Further, my own research, documented in the paper mentioned above, demonstrates that, when students are randomly assigned to schools, it is the achievement and not the race of their peers that matters. In other words, evidence based on more scientific methods suggests that Coleman’s conclusions were misleading.
Putting Coleman in the Past
I have provided examples in which Coleman’s specious methods caused decades of confusion and policy misdirection, but I would derogate his methods even if they had happened to produce findings that were consistently confirmed by better methods. Getting it right by chance is not a justification for methods that can mislead. Indeed, I now look back with some concern on a piece I wrote in 2001 titled, “If Families Matter Most, Where Do Schools Come In?” In it, I demonstrated that one could use modern data and easily reproduce EEOS-type correlations that, if interpreted naively, suggest that families matter and that schools and neighborhoods do not. I have deliberately abstained from such a demonstration in this article because that earlier demonstration apparently obscured the whole point of that piece. (Approximately 99 percent of readers misunderstand it.) The piece was intended to demonstrate that 1) good outcomes are associated with good choices made by families and thus 2) we cannot conclude that schools and neighborhoods do not matter because such conclusions are invalidated by selection; that 3) we cannot tell whether “bad” families are inefficacious because they only have bad choices open to them or because they would make bad choices even if offered good ones; and 4) we ought to be far more open to any policy that makes better choices available to families who now have little or no choice open to them.

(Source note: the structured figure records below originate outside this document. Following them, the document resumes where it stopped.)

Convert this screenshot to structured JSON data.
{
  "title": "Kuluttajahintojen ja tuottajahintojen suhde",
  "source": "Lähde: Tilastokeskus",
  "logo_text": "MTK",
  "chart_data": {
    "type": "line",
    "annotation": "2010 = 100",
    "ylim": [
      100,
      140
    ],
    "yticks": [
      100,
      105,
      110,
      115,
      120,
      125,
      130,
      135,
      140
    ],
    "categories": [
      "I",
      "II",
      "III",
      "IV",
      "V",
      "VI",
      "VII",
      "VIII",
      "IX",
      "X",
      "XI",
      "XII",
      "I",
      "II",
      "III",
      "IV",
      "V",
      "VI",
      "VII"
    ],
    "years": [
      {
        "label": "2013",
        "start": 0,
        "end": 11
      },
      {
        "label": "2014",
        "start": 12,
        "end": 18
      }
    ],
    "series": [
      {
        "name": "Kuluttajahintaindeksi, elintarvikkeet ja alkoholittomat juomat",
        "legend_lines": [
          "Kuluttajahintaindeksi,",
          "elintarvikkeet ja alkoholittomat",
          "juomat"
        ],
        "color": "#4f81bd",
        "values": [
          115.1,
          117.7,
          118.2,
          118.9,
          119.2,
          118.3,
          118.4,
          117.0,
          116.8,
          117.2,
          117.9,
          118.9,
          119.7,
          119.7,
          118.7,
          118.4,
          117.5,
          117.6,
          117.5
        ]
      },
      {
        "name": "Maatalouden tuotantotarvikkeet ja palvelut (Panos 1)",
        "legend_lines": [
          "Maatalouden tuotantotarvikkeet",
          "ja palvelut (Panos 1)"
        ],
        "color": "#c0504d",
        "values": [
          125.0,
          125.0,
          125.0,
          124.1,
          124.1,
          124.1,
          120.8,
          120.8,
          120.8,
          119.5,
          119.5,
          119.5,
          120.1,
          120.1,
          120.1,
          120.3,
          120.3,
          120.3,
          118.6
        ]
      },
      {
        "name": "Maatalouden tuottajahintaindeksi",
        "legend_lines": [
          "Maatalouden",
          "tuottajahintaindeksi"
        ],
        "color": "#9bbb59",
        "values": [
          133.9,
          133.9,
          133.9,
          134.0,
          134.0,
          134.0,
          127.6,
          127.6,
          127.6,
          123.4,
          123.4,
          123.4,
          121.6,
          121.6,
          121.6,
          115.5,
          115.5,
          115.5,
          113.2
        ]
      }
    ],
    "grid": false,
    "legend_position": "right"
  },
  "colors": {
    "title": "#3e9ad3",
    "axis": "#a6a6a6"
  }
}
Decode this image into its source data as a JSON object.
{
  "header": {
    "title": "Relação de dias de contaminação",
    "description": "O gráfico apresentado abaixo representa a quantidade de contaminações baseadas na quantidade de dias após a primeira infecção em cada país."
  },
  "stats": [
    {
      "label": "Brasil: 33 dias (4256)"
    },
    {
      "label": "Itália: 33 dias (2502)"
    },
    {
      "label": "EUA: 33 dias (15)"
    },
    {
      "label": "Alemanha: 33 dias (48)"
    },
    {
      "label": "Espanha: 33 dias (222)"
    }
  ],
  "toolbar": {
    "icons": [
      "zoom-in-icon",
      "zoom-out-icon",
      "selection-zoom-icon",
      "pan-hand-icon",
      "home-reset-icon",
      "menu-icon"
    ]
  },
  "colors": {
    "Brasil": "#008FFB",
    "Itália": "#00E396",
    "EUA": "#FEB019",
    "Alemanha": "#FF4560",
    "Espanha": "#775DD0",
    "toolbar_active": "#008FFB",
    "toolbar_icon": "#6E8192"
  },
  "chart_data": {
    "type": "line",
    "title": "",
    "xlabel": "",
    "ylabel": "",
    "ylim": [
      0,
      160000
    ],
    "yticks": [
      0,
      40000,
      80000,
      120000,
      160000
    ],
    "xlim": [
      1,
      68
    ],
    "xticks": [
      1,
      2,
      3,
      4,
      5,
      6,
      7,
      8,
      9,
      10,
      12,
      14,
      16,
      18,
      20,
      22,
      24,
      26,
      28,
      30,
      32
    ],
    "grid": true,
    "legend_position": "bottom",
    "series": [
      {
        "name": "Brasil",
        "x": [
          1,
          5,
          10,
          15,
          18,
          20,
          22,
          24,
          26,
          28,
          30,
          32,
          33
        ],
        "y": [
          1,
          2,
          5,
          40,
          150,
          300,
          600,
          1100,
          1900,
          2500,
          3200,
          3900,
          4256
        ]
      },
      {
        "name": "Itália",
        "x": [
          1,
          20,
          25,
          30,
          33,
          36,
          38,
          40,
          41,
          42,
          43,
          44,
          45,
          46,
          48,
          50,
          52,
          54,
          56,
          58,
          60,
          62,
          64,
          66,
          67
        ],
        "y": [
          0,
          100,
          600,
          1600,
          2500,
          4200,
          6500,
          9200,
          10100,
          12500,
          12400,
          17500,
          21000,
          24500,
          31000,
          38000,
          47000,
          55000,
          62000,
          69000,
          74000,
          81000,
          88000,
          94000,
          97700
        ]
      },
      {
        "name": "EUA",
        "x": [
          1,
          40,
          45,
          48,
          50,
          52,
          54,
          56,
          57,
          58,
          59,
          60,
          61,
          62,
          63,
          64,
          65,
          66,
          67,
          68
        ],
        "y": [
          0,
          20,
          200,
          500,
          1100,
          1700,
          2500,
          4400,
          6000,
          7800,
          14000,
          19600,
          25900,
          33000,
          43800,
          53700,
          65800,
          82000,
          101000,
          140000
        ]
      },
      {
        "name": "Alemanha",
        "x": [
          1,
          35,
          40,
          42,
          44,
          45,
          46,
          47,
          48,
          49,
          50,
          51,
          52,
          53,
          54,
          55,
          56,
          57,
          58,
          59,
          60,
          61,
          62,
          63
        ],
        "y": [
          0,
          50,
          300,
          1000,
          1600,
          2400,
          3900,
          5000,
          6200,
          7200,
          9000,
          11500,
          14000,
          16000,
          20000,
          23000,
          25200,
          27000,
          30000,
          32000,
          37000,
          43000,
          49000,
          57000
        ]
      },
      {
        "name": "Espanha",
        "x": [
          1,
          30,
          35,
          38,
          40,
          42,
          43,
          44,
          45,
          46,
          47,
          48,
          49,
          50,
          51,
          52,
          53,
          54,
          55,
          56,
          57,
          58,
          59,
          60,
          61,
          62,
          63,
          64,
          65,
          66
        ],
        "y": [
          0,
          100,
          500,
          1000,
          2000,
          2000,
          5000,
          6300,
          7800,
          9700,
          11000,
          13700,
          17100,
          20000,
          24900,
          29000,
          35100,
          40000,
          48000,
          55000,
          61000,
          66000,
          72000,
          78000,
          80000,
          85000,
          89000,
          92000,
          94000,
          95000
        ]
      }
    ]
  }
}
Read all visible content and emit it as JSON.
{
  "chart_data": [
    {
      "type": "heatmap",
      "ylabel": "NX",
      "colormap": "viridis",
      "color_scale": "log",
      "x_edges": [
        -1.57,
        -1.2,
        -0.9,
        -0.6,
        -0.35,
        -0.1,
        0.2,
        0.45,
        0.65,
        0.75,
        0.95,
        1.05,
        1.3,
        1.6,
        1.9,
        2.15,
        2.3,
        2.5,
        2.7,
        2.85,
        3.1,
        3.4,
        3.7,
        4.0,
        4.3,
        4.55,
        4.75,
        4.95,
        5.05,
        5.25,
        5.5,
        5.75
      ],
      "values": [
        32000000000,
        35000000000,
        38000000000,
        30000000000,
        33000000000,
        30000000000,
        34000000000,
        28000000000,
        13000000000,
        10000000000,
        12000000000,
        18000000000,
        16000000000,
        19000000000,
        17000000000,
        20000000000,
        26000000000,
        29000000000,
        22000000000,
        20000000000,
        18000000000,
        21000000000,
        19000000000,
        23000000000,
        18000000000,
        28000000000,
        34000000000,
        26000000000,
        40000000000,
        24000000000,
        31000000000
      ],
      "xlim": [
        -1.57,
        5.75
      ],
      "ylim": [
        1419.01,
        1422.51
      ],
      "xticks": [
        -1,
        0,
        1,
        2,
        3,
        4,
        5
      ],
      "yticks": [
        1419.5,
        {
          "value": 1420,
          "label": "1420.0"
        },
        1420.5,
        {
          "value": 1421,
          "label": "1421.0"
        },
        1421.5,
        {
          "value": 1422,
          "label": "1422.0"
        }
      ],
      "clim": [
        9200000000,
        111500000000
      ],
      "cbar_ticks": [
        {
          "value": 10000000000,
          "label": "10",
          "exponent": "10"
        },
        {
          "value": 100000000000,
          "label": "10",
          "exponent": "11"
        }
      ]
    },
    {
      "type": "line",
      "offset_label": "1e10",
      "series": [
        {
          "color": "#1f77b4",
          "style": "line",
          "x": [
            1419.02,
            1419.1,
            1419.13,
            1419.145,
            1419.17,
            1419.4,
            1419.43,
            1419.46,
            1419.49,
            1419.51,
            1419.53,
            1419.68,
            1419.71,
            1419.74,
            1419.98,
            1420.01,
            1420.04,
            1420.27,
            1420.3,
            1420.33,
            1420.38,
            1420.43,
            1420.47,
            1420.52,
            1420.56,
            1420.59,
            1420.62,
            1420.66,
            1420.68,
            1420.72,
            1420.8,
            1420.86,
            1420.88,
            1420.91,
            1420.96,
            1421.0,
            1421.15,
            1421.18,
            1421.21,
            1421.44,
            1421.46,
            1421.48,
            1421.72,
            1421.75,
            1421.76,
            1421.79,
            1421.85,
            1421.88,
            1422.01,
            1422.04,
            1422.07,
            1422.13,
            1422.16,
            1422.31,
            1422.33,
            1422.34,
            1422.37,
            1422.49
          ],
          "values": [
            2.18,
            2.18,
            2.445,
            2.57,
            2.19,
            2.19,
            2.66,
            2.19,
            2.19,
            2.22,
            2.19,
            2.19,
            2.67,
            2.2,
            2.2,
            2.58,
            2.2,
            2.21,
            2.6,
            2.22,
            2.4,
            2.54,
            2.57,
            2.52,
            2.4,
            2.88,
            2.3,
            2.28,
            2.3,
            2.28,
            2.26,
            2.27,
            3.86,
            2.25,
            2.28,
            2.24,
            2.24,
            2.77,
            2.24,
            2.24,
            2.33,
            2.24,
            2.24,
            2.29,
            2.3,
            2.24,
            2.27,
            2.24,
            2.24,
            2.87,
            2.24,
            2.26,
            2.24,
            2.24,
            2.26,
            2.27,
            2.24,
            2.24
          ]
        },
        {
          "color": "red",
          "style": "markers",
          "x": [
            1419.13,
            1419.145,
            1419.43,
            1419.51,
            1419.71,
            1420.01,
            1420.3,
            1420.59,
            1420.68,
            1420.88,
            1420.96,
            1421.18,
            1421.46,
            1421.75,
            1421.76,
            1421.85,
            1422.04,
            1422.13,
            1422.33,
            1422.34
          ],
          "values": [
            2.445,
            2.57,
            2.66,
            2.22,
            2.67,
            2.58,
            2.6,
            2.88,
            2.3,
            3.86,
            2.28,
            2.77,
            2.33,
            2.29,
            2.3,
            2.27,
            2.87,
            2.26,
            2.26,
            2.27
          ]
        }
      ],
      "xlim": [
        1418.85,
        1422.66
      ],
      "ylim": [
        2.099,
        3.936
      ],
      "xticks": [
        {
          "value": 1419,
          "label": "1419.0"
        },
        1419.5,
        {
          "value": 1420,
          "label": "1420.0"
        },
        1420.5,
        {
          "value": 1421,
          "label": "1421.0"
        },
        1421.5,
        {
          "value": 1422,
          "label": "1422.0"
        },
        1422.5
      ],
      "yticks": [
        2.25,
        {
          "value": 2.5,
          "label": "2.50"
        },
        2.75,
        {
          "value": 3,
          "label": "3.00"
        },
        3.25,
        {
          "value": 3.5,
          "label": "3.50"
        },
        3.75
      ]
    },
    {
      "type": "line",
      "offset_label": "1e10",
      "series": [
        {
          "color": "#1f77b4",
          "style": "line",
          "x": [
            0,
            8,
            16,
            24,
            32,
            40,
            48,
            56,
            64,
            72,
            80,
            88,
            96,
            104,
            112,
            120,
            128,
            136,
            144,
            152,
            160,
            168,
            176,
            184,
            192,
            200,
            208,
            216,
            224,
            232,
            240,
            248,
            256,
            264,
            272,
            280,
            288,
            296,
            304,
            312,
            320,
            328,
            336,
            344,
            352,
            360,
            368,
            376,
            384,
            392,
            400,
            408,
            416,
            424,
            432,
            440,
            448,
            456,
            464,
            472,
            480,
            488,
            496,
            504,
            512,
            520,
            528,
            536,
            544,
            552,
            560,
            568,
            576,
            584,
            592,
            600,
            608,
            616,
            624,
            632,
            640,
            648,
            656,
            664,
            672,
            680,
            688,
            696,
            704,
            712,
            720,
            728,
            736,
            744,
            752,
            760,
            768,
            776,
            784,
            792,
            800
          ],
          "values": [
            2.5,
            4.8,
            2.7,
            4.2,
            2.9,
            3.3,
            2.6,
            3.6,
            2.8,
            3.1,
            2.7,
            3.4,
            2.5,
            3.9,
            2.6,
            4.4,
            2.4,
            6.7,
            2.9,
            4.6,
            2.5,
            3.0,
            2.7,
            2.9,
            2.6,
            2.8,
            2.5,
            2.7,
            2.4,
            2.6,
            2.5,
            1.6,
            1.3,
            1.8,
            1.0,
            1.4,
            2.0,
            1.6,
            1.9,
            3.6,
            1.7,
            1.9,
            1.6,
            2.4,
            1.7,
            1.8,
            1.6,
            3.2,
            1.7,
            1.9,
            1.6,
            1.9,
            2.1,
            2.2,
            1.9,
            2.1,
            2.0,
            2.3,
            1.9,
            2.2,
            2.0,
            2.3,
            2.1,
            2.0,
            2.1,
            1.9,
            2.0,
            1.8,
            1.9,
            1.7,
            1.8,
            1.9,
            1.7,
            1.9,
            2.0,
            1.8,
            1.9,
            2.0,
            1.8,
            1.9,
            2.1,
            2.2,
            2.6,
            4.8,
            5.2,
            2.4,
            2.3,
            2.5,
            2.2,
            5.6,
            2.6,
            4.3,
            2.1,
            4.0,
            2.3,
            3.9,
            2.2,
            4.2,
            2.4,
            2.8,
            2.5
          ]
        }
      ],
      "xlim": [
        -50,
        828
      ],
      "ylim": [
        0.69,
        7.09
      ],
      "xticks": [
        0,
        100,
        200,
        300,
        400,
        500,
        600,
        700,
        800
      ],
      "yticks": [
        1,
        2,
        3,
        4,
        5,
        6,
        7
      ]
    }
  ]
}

I hope that I have now made these points clearly. I blame myself for making them too gently before: as a young scholar, I was averse to censuring Coleman’s faulty reasoning. This time, however, I want to incur no blame if scholars continue to be confused about the conclusions (or lack thereof) that we can derive from the EEOS. It is time that we, respectfully, ring down the curtain on the EEOS. Henceforth, let us dedicate all our efforts to analyses of families, schools, neighborhoods, and peers that employ credibly causal methods.
Caroline M. Hoxby is professor of economics at Stanford University.